Government-sponsored eugenics did not end with the fall of the Third Reich, however; it only became less obvious. Cleverly packaged with the popular tough-on-crime crusade, eugenics is now practiced by imprisoning those deemed less desirable. By using the criminal justice system to legitimize the selection and removal of undesirables, we have progressed from eugenics-in-theory to eugenics-in-practice.

More than two million adult men and women are currently imprisoned nationally. The ethnic mix of the nation's current prison population seems to reflect the private agenda and biases of eugenicists who seek to rid our population of undesirable members. If the present rate of incarceration remains unchanged, 6.6% of all U.S. residents born in 2001 will eventually go to prison--5.9% of whites, 17.2% of Hispanics and 32.2% of African-Americans.

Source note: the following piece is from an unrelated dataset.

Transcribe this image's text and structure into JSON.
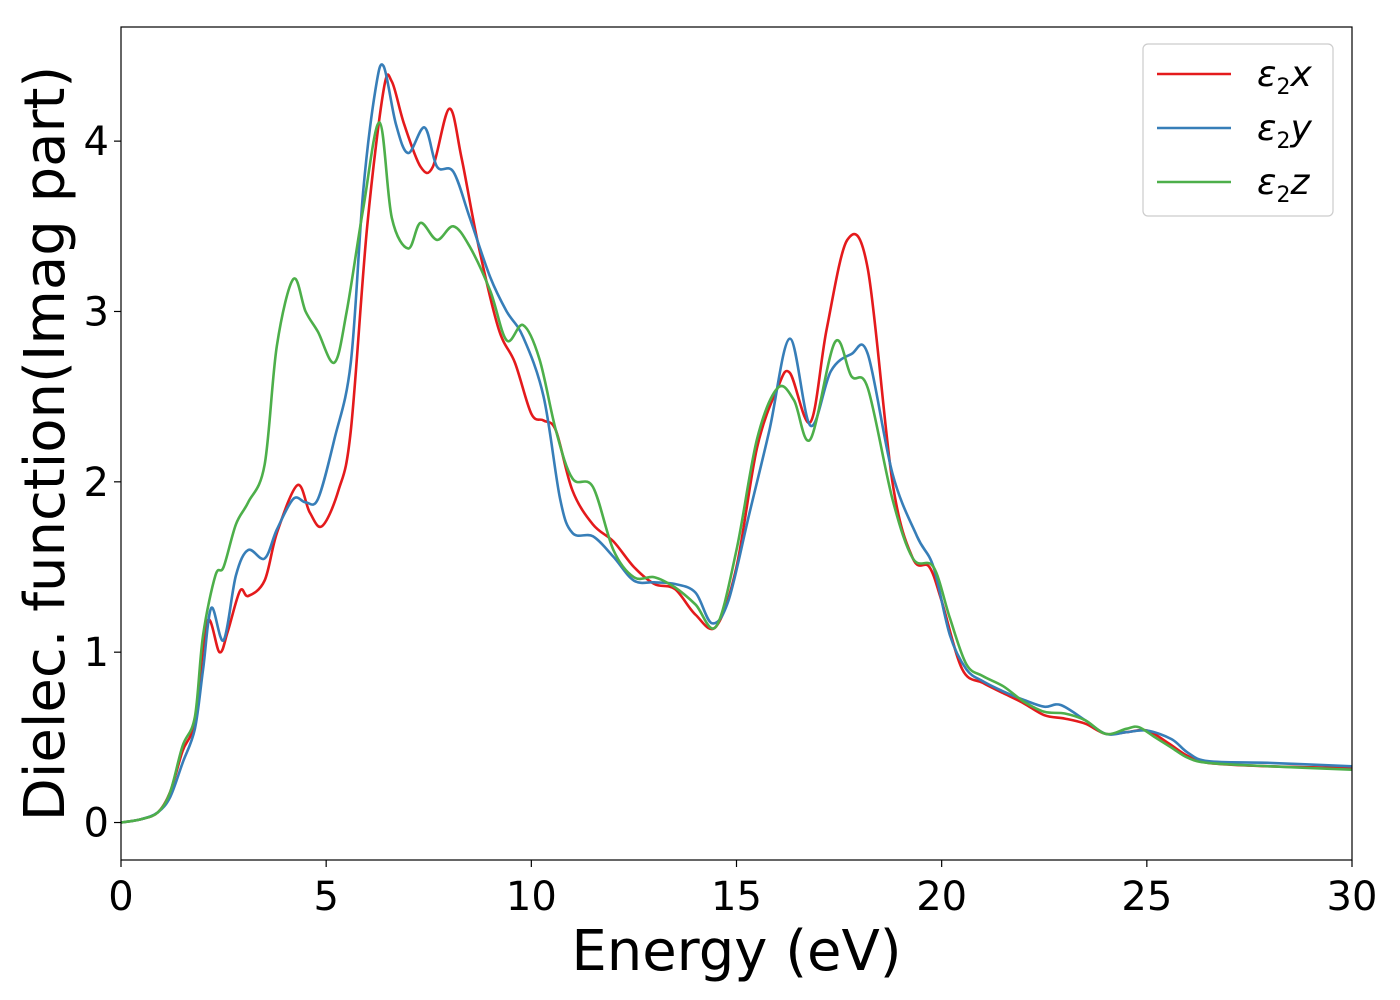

To achieve this removal by socially and politically correct methods, eugenicists manipulate the criminal justice system in subtle--and not so subtle--ways. In Chicago, Prof. Larry Marshall, director of the Center on Wrongful Convictions, reported that Cook County prosecutors had a contest every week where they would look at who got convictions of African Americans and who had the biggest, heaviest African Americans. Whoever did would get free beer that Friday night when they went out to the bar.

In Tulia, Texas, undercover narcotics cop, Thomas Ronald Coleman, cruised poor Black neighborhoods in 1998 seeking to purchase drugs. In all, 38 people--35 of them Black--were convicted of selling small amounts of cocaine and sentenced to prison for up to 90 years. Every conviction relied solely on Coleman's testimony. Problem was, Coleman lied. In the investigation that followed, some defendants proved they were elsewhere when Coleman said he bought drugs from them. When the purity of the evidence was finally questioned, investigators speculated that Coleman had obtained a tiny amount of cocaine, then diluted it with a white substance to manufacture multiple bags of evidence.

State District Judge Ron Chapman found Coleman's testimony to be so unreliable that he recommended all 38 cases be overturned. In 2003, the 18-member Texas Board of Pardons and Paroles voted to recommend pardons for 35 of those convicted.

STERILIZATION OF PRISONERS

Selective imprisonment and manipulation of the criminal justice system are only two of the methods to curtail breeding by undesirables. Texas, for example, has borrowed a technique from the Third Reich and legitimized the surgical sterilization of criminals. As the DALLAS MORNING NEWS editorial correctly pointed out, the NAACP was right to sound the alarm about the use of genetics to control and improve society. Eugenics leads not to Utopia, said the editorial, but to Auschwitz.